Things go better when the children and the grandchildren have the courage to say goodbye.
I had to say it to my Grandma Rau, because if I hadn’t, I’m firmly convinced that woman would have clung to life with gnarled fingers until they snapped off and something preternaturally horrible happened to that woman’s spirit. Pleasant? Not always. Indomitable? You fuckin’ betcha. The minute my uncle arrived to say it to my Grandpa Harold, he let go serenely and went to meet his maker with smile. If there is one thing my step-mom has taught me it’s that you cannot change how you treated the people in your life in the three days before you think they’re going to die and they die. If you are at peace with the way you treated them–and dammit, you should be!– then simply say goodbye. When we went to visit my husband’s mother, I kissed her forehead (lying at the 180 degree angle to her shoulders, because her spine was twisted so badly) and said, “I’ll tell the kids bye for you.” Then I stopped, and realized Mate’s mom and aunt we’re listening. “I mean hi for you.” She died the next morning. I’m pretty sure she only heard the first one. All of them– even Mate’s grandmother who lived across the country–hung on until the last important person that they loved came to say goodbye.

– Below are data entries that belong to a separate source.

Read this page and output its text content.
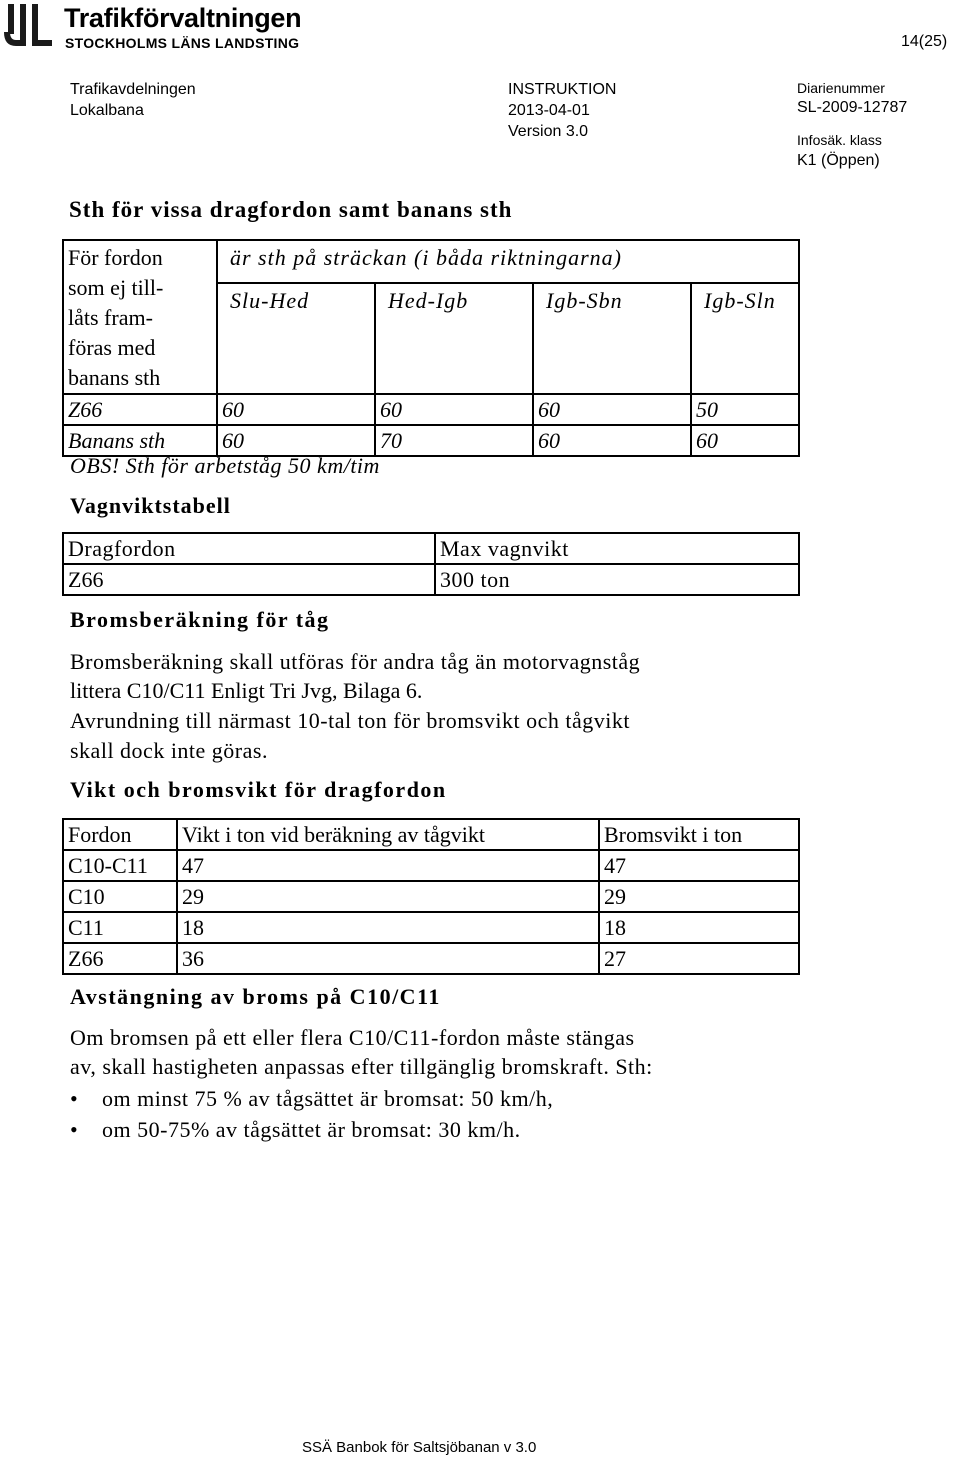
Trafikförvaltningen
STOCKHOLMS LÄNS LANDSTING	14(25)
Trafikavdelningen
Lokalbana
INSTRUKTION
2013-04-01
Version 3.0
Diarienummer
SL-2009-12787
Infosäk. klass
K1 (Öppen)
Sth för vissa dragfordon samt banans sth
För fordon
som ej till-
låts fram-
föras med
banans sth	är sth på sträckan (i båda riktningarna)			
	Slu-Hed	Hed-Igb	Igb-Sbn	Igb-Sln
Z66	60	60	60	50
Banans sth	60	70	60	60
OBS! Sth för arbetståg 50 km/tim
Vagnviktstabell
Dragfordon	Max vagnvikt
Z66	300 ton
Bromsberäkning för tåg
Bromsberäkning skall utföras för andra tåg än motorvagnståg
littera C10/C11 Enligt Tri Jvg, Bilaga 6.
Avrundning till närmast 10-tal ton för bromsvikt och tågvikt
skall dock inte göras.
Vikt och bromsvikt för dragfordon
Fordon	Vikt i ton vid beräkning av tågvikt	Bromsvikt i ton
C10-C11	47	47
C10	29	29
C11	18	18
Z66	36	27
Avstängning av broms på C10/C11
Om bromsen på ett eller flera C10/C11-fordon måste stängas
av, skall hastigheten anpassas efter tillgänglig bromskraft. Sth:
• om minst 75 % av tågsättet är bromsat: 50 km/h,
• om 50-75% av tågsättet är bromsat: 30 km/h.
SSÄ Banbok för Saltsjöbanan v 3.0
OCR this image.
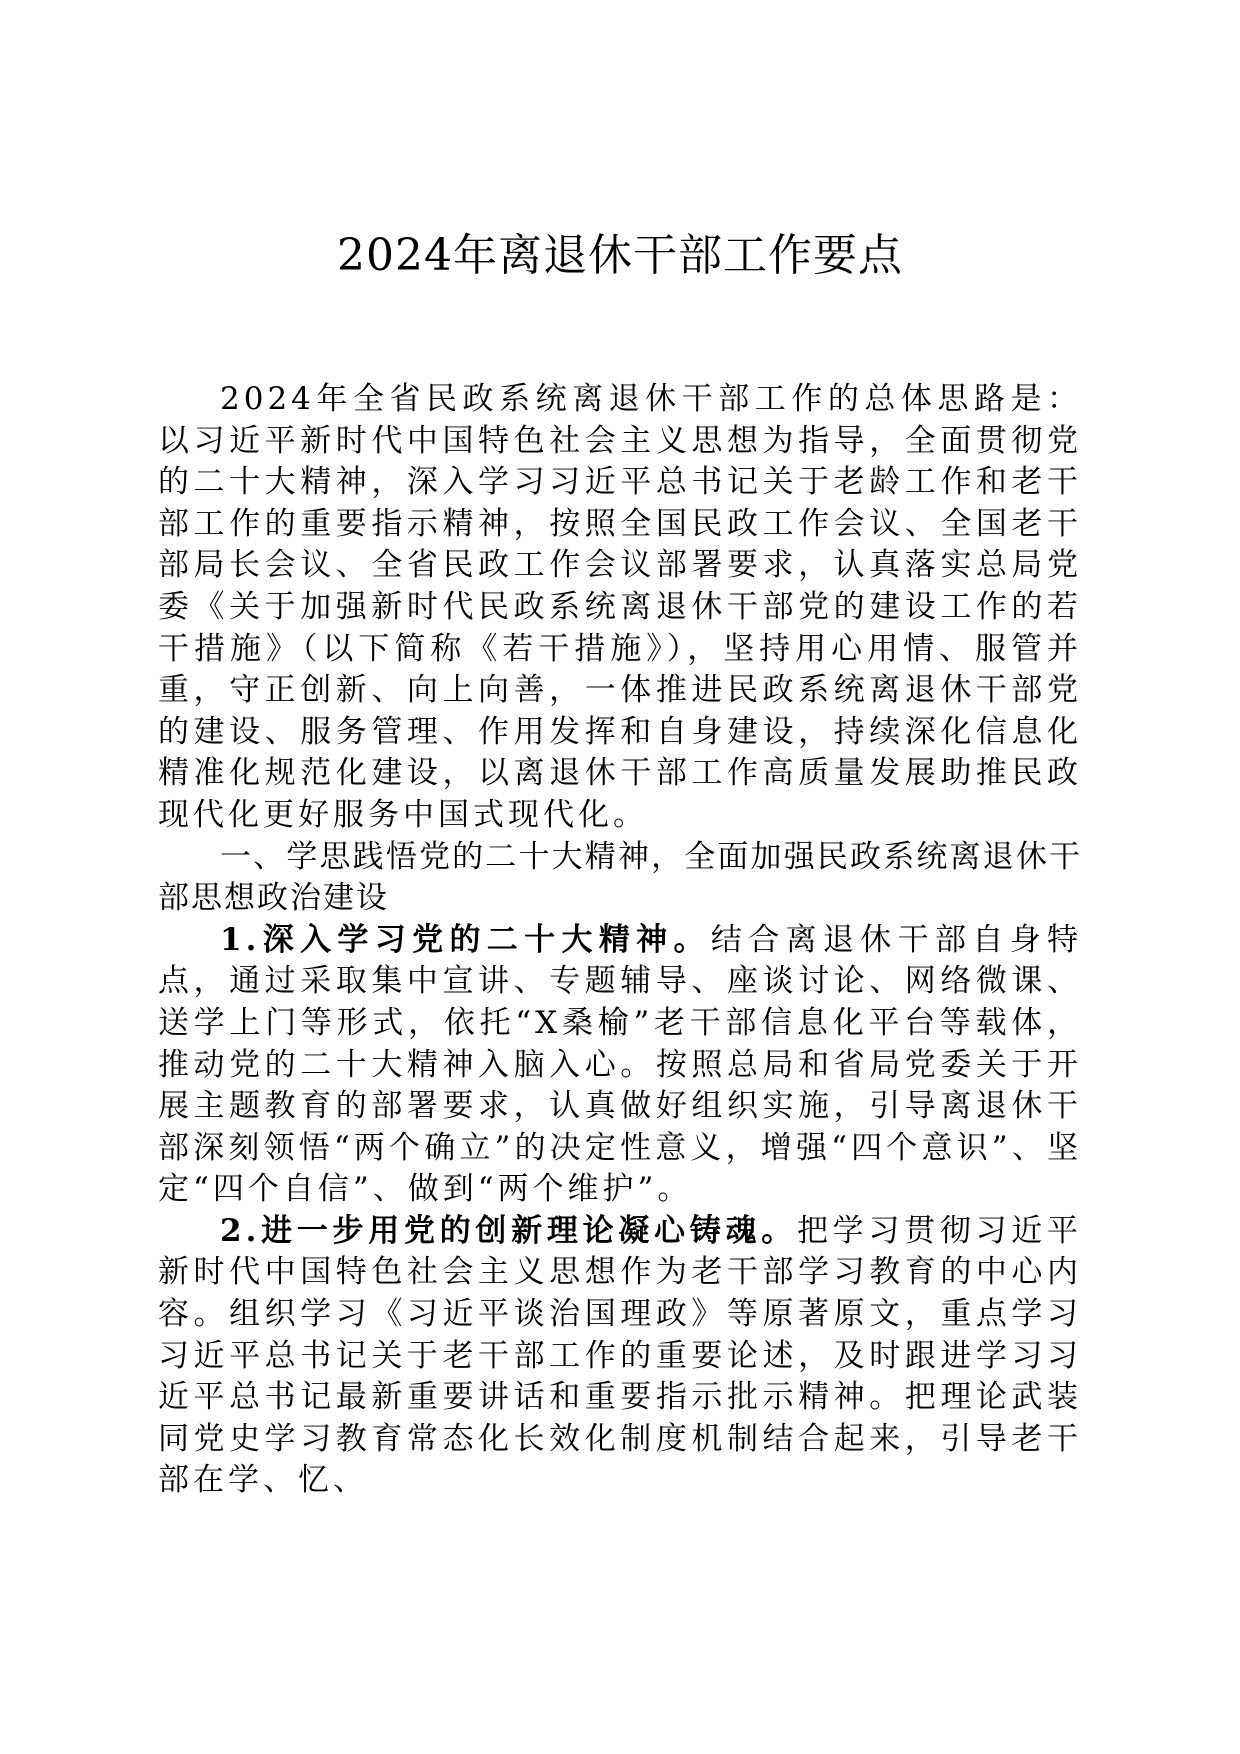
2024年离退休干部工作要点

2024年全省民政系统离退休干部工作的总体思路是：以习近平新时代中国特色社会主义思想为指导，全面贯彻党的二十大精神，深入学习习近平总书记关于老龄工作和老干部工作的重要指示精神，按照全国民政工作会议、全国老干部局长会议、全省民政工作会议部署要求，认真落实总局党委《关于加强新时代民政系统离退休干部党的建设工作的若干措施》（以下简称《若干措施》），坚持用心用情、服管并重，守正创新、向上向善，一体推进民政系统离退休干部党的建设、服务管理、作用发挥和自身建设，持续深化信息化精准化规范化建设，以离退休干部工作高质量发展助推民政现代化更好服务中国式现代化。

一、学思践悟党的二十大精神，全面加强民政系统离退休干部思想政治建设

1.深入学习党的二十大精神。结合离退休干部自身特点，通过采取集中宣讲、专题辅导、座谈讨论、网络微课、送学上门等形式，依托“X桑榆”老干部信息化平台等载体，推动党的二十大精神入脑入心。按照总局和省局党委关于开展主题教育的部署要求，认真做好组织实施，引导离退休干部深刻领悟“两个确立”的决定性意义，增强“四个意识”、坚定“四个自信”、做到“两个维护”。

2.进一步用党的创新理论凝心铸魂。把学习贯彻习近平新时代中国特色社会主义思想作为老干部学习教育的中心内容。组织学习《习近平谈治国理政》等原著原文，重点学习习近平总书记关于老干部工作的重要论述，及时跟进学习习近平总书记最新重要讲话和重要指示批示精神。把理论武装同党史学习教育常态化长效化制度机制结合起来，引导老干部在学、忆、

So what have I learned, boys and girls? What has all this taught me, as middle age looms larger than my middle?
Live your life with all of your loved ones in such a way that all you have to say when you walk out the door is “Goodbye! I love you!” No matter what befalls you after that moment, no matter if you are a mommy or a baby, the departed or the left behind, you can trust that the list of things that you have left to do, left to address, left to make happen, can be set behind if you embrace your faith in the universe. Life is that simple at the end. Goodbye, I love you!
There is always hope that you will meet again, but if not, everything you need to say is in those four little words.